PPM: Wie entstehen die Ideen zu den Franka–Geschichten?
Kuijpers [lacht]: Da geht immer so eine Lampe an und dann ist die fertige Idee da. Nein,- ich lese gern und ich benötige ja auch nur eine gute Idee pro Jahr. Dann zeichne ich ein ganzes Jahr an dieser guten Idee, und wenn die Idee nicht gut ist, zeichne ich trotzdem ein ganzes Jahr ...

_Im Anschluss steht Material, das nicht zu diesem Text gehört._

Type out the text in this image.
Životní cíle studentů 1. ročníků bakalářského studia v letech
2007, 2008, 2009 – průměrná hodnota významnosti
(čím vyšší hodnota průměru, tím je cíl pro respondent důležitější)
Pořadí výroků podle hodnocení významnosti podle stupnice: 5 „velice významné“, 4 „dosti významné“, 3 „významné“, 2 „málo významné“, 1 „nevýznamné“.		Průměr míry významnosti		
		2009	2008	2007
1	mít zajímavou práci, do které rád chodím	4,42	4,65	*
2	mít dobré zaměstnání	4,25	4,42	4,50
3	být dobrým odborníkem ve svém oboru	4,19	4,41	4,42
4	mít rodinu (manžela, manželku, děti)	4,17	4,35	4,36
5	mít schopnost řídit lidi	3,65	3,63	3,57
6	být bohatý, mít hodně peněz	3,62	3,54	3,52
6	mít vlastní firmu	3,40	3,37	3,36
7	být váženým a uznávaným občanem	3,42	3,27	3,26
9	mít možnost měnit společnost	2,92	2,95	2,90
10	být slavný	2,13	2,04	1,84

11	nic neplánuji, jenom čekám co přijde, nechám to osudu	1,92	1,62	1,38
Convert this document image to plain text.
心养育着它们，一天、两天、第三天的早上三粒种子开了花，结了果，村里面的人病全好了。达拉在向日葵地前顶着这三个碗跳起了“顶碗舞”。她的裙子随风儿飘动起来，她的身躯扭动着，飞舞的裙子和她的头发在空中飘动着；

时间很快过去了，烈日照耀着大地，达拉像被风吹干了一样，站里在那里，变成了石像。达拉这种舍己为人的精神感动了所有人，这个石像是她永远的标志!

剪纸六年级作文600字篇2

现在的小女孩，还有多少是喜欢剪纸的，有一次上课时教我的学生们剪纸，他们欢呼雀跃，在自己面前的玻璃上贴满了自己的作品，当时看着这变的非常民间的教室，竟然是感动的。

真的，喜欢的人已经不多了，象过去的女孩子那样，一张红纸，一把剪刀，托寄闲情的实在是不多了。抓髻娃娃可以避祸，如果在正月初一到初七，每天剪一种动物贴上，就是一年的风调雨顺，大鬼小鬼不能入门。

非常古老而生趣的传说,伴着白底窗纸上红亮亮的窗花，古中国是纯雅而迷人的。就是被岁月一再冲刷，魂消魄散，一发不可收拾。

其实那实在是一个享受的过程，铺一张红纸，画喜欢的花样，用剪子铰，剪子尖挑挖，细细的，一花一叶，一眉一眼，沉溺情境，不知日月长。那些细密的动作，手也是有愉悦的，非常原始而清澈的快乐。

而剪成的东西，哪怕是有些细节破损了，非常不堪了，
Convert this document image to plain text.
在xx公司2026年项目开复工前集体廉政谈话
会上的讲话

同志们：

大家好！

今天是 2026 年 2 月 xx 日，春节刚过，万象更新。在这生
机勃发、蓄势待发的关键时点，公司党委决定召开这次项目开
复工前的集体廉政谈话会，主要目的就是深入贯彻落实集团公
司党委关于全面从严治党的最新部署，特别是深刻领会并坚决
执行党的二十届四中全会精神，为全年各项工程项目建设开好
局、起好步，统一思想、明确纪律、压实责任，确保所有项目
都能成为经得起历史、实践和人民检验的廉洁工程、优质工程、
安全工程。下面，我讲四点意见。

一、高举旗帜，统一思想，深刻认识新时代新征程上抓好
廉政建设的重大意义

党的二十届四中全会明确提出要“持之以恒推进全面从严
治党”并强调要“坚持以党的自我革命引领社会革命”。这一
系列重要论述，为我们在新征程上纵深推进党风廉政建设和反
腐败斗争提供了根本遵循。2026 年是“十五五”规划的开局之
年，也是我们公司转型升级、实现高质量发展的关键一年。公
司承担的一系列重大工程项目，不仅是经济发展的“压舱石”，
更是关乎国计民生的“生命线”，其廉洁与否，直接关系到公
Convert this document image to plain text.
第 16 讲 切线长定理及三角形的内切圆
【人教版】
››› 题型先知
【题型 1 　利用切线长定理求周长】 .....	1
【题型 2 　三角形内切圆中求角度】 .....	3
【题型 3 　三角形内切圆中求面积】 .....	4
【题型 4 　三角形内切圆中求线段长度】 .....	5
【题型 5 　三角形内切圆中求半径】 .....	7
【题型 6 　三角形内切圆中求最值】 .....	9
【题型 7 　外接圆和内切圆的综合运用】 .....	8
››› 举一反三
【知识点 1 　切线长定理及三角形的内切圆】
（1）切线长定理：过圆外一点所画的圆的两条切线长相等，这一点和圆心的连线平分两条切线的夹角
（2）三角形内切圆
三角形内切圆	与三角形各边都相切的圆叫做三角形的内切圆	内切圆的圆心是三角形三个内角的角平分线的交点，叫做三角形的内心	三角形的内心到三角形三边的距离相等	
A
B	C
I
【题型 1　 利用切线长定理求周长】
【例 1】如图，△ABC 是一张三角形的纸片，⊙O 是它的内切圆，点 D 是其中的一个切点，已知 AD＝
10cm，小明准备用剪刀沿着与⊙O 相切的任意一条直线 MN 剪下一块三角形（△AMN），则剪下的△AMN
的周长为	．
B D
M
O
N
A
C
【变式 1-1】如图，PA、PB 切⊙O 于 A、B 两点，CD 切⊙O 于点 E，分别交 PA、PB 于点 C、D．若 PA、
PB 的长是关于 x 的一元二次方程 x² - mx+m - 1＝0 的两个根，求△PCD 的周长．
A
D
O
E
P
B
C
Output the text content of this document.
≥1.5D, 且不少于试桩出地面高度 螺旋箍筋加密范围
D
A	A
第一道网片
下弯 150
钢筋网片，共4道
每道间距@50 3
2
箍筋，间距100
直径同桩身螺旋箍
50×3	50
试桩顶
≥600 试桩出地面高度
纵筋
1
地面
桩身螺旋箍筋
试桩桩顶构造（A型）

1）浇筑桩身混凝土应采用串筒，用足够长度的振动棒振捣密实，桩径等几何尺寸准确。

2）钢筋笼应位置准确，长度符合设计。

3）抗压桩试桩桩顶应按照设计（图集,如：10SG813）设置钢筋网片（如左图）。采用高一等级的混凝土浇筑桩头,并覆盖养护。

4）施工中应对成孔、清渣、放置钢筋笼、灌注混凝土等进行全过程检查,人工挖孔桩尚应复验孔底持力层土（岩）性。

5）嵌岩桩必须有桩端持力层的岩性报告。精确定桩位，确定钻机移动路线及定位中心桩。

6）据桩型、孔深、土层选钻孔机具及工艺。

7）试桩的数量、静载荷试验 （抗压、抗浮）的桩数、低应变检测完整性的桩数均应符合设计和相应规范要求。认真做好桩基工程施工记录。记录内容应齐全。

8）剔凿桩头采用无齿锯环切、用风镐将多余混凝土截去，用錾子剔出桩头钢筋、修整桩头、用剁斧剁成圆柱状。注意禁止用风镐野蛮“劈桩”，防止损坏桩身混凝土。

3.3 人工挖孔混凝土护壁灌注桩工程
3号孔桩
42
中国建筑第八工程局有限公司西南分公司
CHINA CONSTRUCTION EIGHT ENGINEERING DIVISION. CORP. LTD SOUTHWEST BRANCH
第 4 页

Eine Geschichte entstand mal aus einem Bericht über den Untergang des italienischen Luxusliners Andrea Doria. Das Schiff ist 60 km vor New York gesunken, und da hat man tatsächlich die Idee gehabt, das ganze Schiff mit Tischtennis–Bällen vollzupumpen, um es zu heben. Es lag in einer Tiefe von nur 60 Metern. Die Idee habe ich für den Doppelband Das Geisterschiff bearbeitet. Ich habe statt der Bälle Luftballons gewählt und diesen noch eine besondere Form gegeben (Teufel, Tiere oder ähnliches), damit sie in der Handlung noch eine Funktion haben. So entsteht eine Idee. Es gibt also eine Basis–Idee, eine Bearbeitung der Idee und dann die weiteren Subplots.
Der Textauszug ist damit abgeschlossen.